Angor beobachtete, wie Mara seinen Zauber wirkte. Er glaubte fest daran, dass der große Zauberer seinen Lehrer zweifellos retten würde.

Leon betrachtete Angor mit Wohlwollen. Er beklagte sich zwar ein wenig darüber, dass sein Bruder diese großartige Gelegenheit an Jon verschenkt hatte, aber als er über die Verdienste nachdachte, die Jon für die Familie Padt geleistet hatte, schwanden seine Bedenken einfach. Solange sein kleiner Bruder glücklich war, lohnte es sich.

Obwohl sie unterschiedlicher Meinung waren, gingen sie alle davon aus, dass Jons chronische Krankheit behandelbar war.

Doch die Realität blieb immer hinter den Erwartungen zurück.

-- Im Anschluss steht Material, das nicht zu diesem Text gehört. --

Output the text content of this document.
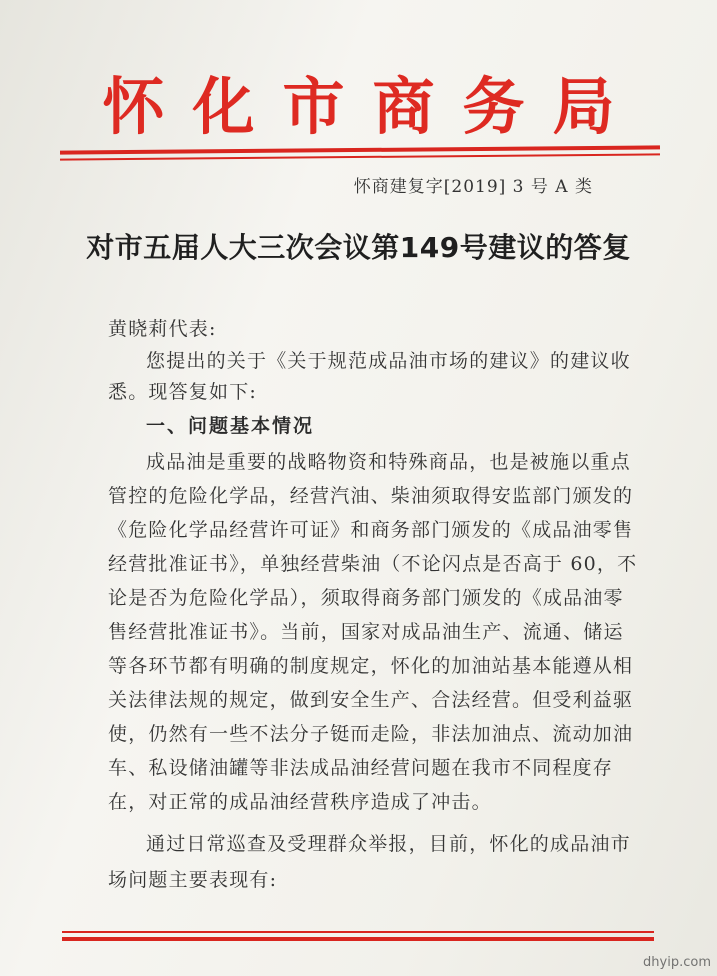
怀化市商务局
怀商建复字[2019] 3 号 A 类
对市五届人大三次会议第149号建议的答复
黄晓莉代表:
您提出的关于《关于规范成品油市场的建议》的建议收
悉。现答复如下:
一、问题基本情况
成品油是重要的战略物资和特殊商品，也是被施以重点
管控的危险化学品，经营汽油、柴油须取得安监部门颁发的
《危险化学品经营许可证》和商务部门颁发的《成品油零售
经营批准证书》，单独经营柴油（不论闪点是否高于 60，不
论是否为危险化学品），须取得商务部门颁发的《成品油零
售经营批准证书》。当前，国家对成品油生产、流通、储运
等各环节都有明确的制度规定，怀化的加油站基本能遵从相
关法律法规的规定，做到安全生产、合法经营。但受利益驱
使，仍然有一些不法分子铤而走险，非法加油点、流动加油
车、私设储油罐等非法成品油经营问题在我市不同程度存
在，对正常的成品油经营秩序造成了冲击。
通过日常巡查及受理群众举报，目前，怀化的成品油市
场问题主要表现有:
dhyip.com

Als die grüne Aura um Jon verschwand, trat Angor schnell vor, um Mara nach dem Zustand zu fragen. Leon hielt ihn jedoch zurück—Mara hob bereits erneut seine Kristallkugel, aber sein einst entspannter Gesichtsausdruck hatte sich in einen düsteren und zweifelnden verwandelt.

Konnte selbst der große Zauberer dem Lehrer nicht helfen? War der Lehrer also deshalb so geworden, weil das Bewusstsein Gaias jemanden aus einer anderen Welt ablehnte?

Nein! Das kann nicht wahr sein!

Angors aufkeimende Hoffnung begann zu wanken.

Nach einer Weile unterbrach Mara seinen Zauberspruch.

Er konnte es nicht verstehen. Er fand keine Krankheit an Jons Körper, und das Ergebnis des Zauberspruchs deutete ebenfalls darauf hin, dass alles in Ordnung war.

Alles war in Ordnung? Gerade das war das größte Problem.

Jeder, der sehen konnte, würde Jons abgemagerte Gestalt erkennen; nur jemand, der unheilbar krank war, könnte so aussehen. Jon war erst 50 Jahre alt, also war ein so gealterter Körper definitiv nicht normal.

Und dennoch konnte er nichts Ungewöhnliches finden!

War er vielleicht von einem bösen Geist verflucht worden? Mit diesem Gedanken im Hinterkopf dehnte Mara seine spirituelle Kraft auf Jon aus. Auf diese Weise könnten jegliche Anzeichen von Anomalien leicht erkannt werden.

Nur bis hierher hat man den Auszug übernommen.